Virtual Engineering: Designing Hardware in Simulation
Using high-fidelity simulation to design and validate perception hardware before silicon exists - extending synthetic data to hardware design.
Synthetic data trains algorithms. Virtual engineering goes further: using simulation to design the hardware itself.
The Concept
Traditional hardware development:
- Design sensor specs
- Build prototypes
- Test in lab
- Discover issues
- Redesign (expensive, slow)
- Repeat
Virtual engineering:
- Build high-fidelity sensor simulation
- Test algorithm performance on simulated sensor
- Iterate sensor design in simulation
- Build prototype only when confident
- Physical validation confirms predictions
What We Simulate
Optical System
- Ray tracing through lens elements
- Distortion, vignetting, chromatic aberration
- Depth of field effects
- Stray light and ghosting
Sensor Model
- Quantum efficiency vs wavelength
- Dark current and read noise
- Fixed pattern noise
- Pixel crosstalk
System Integration
- Timing between sensors
- Data path latencies
- Synchronization errors
- Thermal effects
Scene Interaction
- Realistic environments
- Lighting conditions
- Material properties
- Dynamic elements
Case Study: Depth Sensor Selection
Question: Should next device use ToF at 320x240 or stereo at 640x480?
Virtual engineering approach:
- Build accurate models of both sensor options
- Render diverse scenes through both sensors
- Run hand tracking algorithm on simulated output
- Measure accuracy, power, latency for each
- Make data-driven decision
Result: ToF better in low light, stereo better in sunlight.
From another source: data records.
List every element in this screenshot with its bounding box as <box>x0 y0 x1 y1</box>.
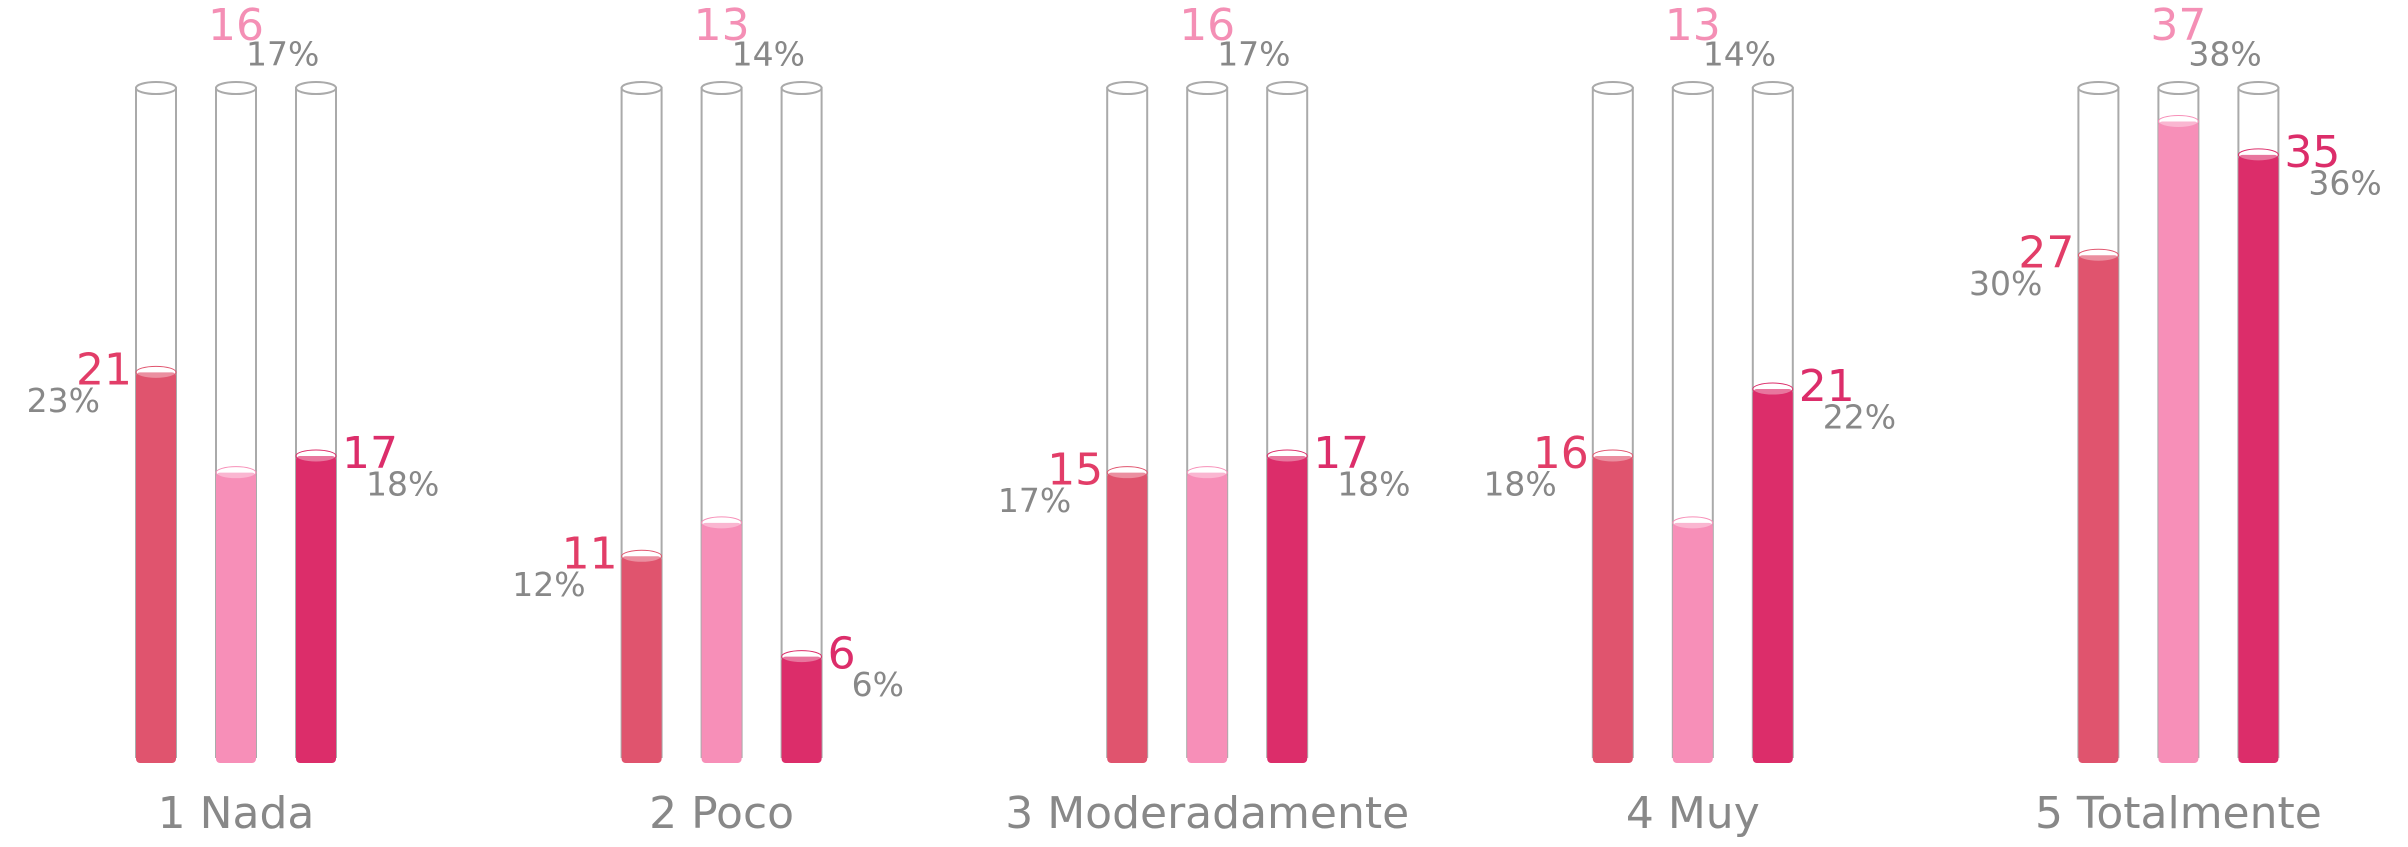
count-label: 16 <box>1533 428 1589 479</box>
bar <box>701 522 742 763</box>
category-label: 4 Muy <box>1626 788 1760 839</box>
bar-top <box>701 516 743 530</box>
bar <box>136 372 176 763</box>
bar-top <box>1752 382 1794 396</box>
bar-top <box>2237 148 2279 162</box>
value-label: 38% <box>2188 35 2261 74</box>
count-label: 15 <box>1047 445 1103 496</box>
bar-top <box>135 365 177 379</box>
count-label: 16 <box>1179 0 1235 51</box>
bar-top <box>295 449 337 463</box>
bar <box>621 556 662 763</box>
tube-top <box>215 81 257 95</box>
tube-top <box>1266 81 1309 95</box>
count-label: 16 <box>208 0 264 51</box>
category-label: 2 Poco <box>649 788 794 839</box>
value-label: 12% <box>512 565 585 604</box>
bar <box>2158 121 2199 763</box>
value-label: 14% <box>732 35 805 74</box>
count-label: 27 <box>2018 227 2074 278</box>
tube-top <box>1751 81 1794 95</box>
bar-top <box>1592 449 1634 463</box>
tube-top <box>135 81 177 95</box>
bar <box>1187 472 1228 763</box>
tube-top <box>1591 81 1634 95</box>
bar-top <box>781 650 823 664</box>
category-label: 5 Totalmente <box>2035 788 2322 839</box>
tube-top <box>700 81 743 95</box>
value-label: 23% <box>27 381 100 420</box>
bar-top <box>215 466 257 480</box>
bar <box>296 455 336 763</box>
value-label: 22% <box>1823 398 1896 437</box>
bar-top <box>2077 248 2119 262</box>
value-label: 6% <box>852 665 904 704</box>
bar-top <box>1186 466 1228 480</box>
bar <box>781 656 822 763</box>
value-label: 18% <box>366 464 439 503</box>
bar <box>2078 255 2119 763</box>
bar <box>1752 389 1793 763</box>
bar <box>2238 154 2279 763</box>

Chose ToF with stereo fallback.
This decision would have taken 6 months with physical prototypes. Took 3 weeks in simulation.
Validation Challenge
Simulation is only useful if it predicts reality.
Validation strategy:
- Build golden reference sensor with known characteristics
- Capture real data
- Compare simulated and real sensor outputs
- Measure prediction error
- Refine simulation models
Current simulation-to-reality correlation: 0.92 for depth noise, 0.85 for feature detection.
Organizational Impact
Virtual engineering changes how teams work:
- Hardware and algorithm teams share a common tool
- Design decisions have quantified impact
- Iteration happens in hours, not months
- Risk reduced before expensive commitments
Scaling the Capability
Making virtual engineering accessible:
- Self-service simulation tools (no expert needed)
- Pre-built sensor models for common components
- Standardized evaluation metrics
- Integration with hardware design workflows
Goal: Every hardware decision backed by simulation data.
The Limits
Virtual engineering can't replace all physical testing:
- Manufacturing variation
- Long-term reliability
- User experience factors
- Unexpected real-world conditions
But it can reduce physical iterations from 10 to 2. That's transformative for development velocity.